Svolto il lavoro, è ancora richiesto il suo impegno. Nel ’97, Fuller rimbalza nella scuderia autoriale di “Star Trek: Voyager”, al quarto ciclo. E da lì, inaugura l’ascesa verso il vertice creativo: l’anno successivo ne riveste la carica di story editor, nel sesto anno assume la posizione di produttore esecutivo. Un percorso fulminante che lo consacra nel firmamento degli screenwriter televisivi, con 19 sceneggiature firmate.
Ma non di soli successi è punteggiata la sua carriera. Conclusa la serie fantascientifica, nel 2003 si butta su un nuovo progetto, anche questo avulso dal mero drama soapposo: per Showtime mette in piedi “Dead Like Me”, un fantasy imperniato su un gruppo di spiriti col compito di facilitare altri trapassi. È il primissimo show da lui capeggiato, ma l’eccitazione cede presto il passo all’amarezza: i capoccia della Metro-Goldwin-Mayer (la casa di produzione) si rivelano cauti tradizionalisti e bocciano l’idea di introdurre personaggi omosessuali. Un peccato perché è così che inizialmente è concepito Clancy Lass, il padre della protagonista Georgia. Non una scelta ad casaccium, sia chiaro: sarebbe stata una particolarità funzionale alle trame, volta a sottolineare come la sua esistenza non fosse prevista, risaltando il tema della labilità della vita.
Ma non finisce qui. Alla MGM si spingono oltre, verso il precipizio degli insulti. “Poiché gay, mi sentivo ripetere continuamente che non sapevo come fosse una bella donna. Una compagnia di produzione rozza e volgare, la mia peggiore esperienza lavorativa. Cercavano sempre di intimidirmi.”, racconta.
Dopo il quinto episodio della prima stagione, abbandona la nave lasciandola ondeggiare sulle acque agitate degli ascolti. Tutto fino al 2004, quando approda alla cancellazione.
Ora lo sceneggiatore, allungato l’occhio vispo al successo del crowdfunding di “Veronica Mars – The Movie”, ha contattato per delucidazioni Rob Thomas, il papà della signorina in giallo, con la speranza di portare la sua creatura sul grande schermo.

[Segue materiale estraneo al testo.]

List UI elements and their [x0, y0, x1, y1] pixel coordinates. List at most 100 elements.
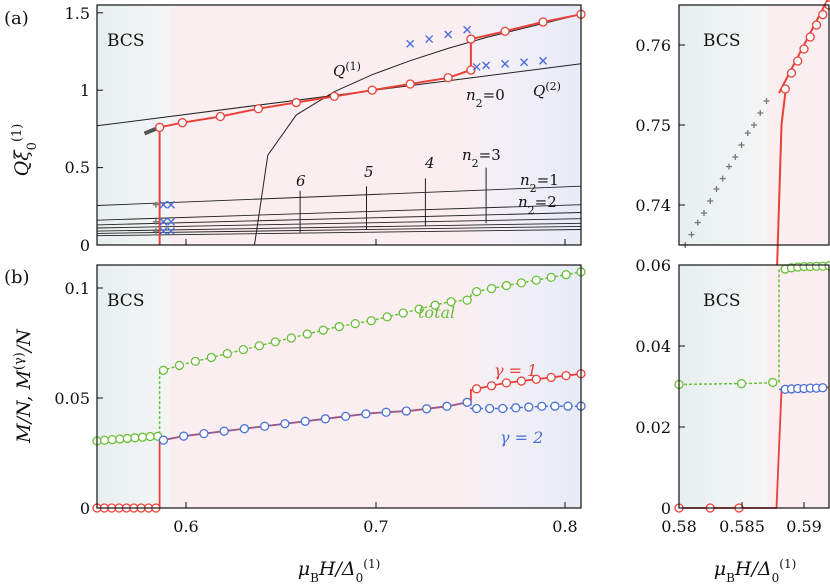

Altra cocente delusione risale alla passata stagione tv, quando col remake de “I Mostri”, comedy horror anni ’60 a là “Famiglia Addams” non riceve l’ordine per una serie tv. Un telefilm cui è visceralmente affezionato, per cui spendeva fiumi di lacrime quando da piccolo si azzuffava coi fratelli per la conquista del telecomando, preferendogli “L’isola di Gilligan” e “Il carissimo Billy”. Un telefilm che, sostiene, ha cambiato la sua visione del mondo, e di riflesso il suo stile di scrittura.
Il rifacimento, che nel cast avrebbe annoverato Portia De Rossi ed Eddie Izzard, si intitola “Mockingbird Lane” e – nonostante il pieno appoggio di Jennifer Salke, dirigente NBC, che si dice soddisfatta pur non avendo idea del pubblico di riferimento – viene trasmesso il solo episodio pilota spacciato come film tv ad Halloween 2012.
Sempre per la “rete del pavone” rimette in sesto il mito di “Hannibal”, la serie che porta sul tubo catodico le barbarie letterarie e cinematografiche del serial killer-cannibale. Un lavoro cui è giunto un po’ per caso, durante un volo in cui l’amica produttrice, Katie O’Connell, gli annuncia l’acquisizione dei diritti sui romanzi di Thomas Harris. “Che ne pensi di una serie su Hannibal?”, gli fa questa. Ed ecco che si mettono in moto gli ingranaggi creativi, al che Fuller risponde: “Hai anche i diritti per il personaggio di Will Graham (il detective rivale del killer, ndr)?” Alla conferma, germogliano i primi spunti di quello che sarebbe assurto a un sofisticato prodotto televisivo a metà tra il poliziesco procedurale e il thriller psicologico, una strizzata d’occhio ai cinefili di bocca buona che snobbano la tv pubblica. Anche questo – poiché ispirato a un’icona dell’horror cine-letterario amata ai tempi del liceo – un progetto assimilabile alle fanfiction.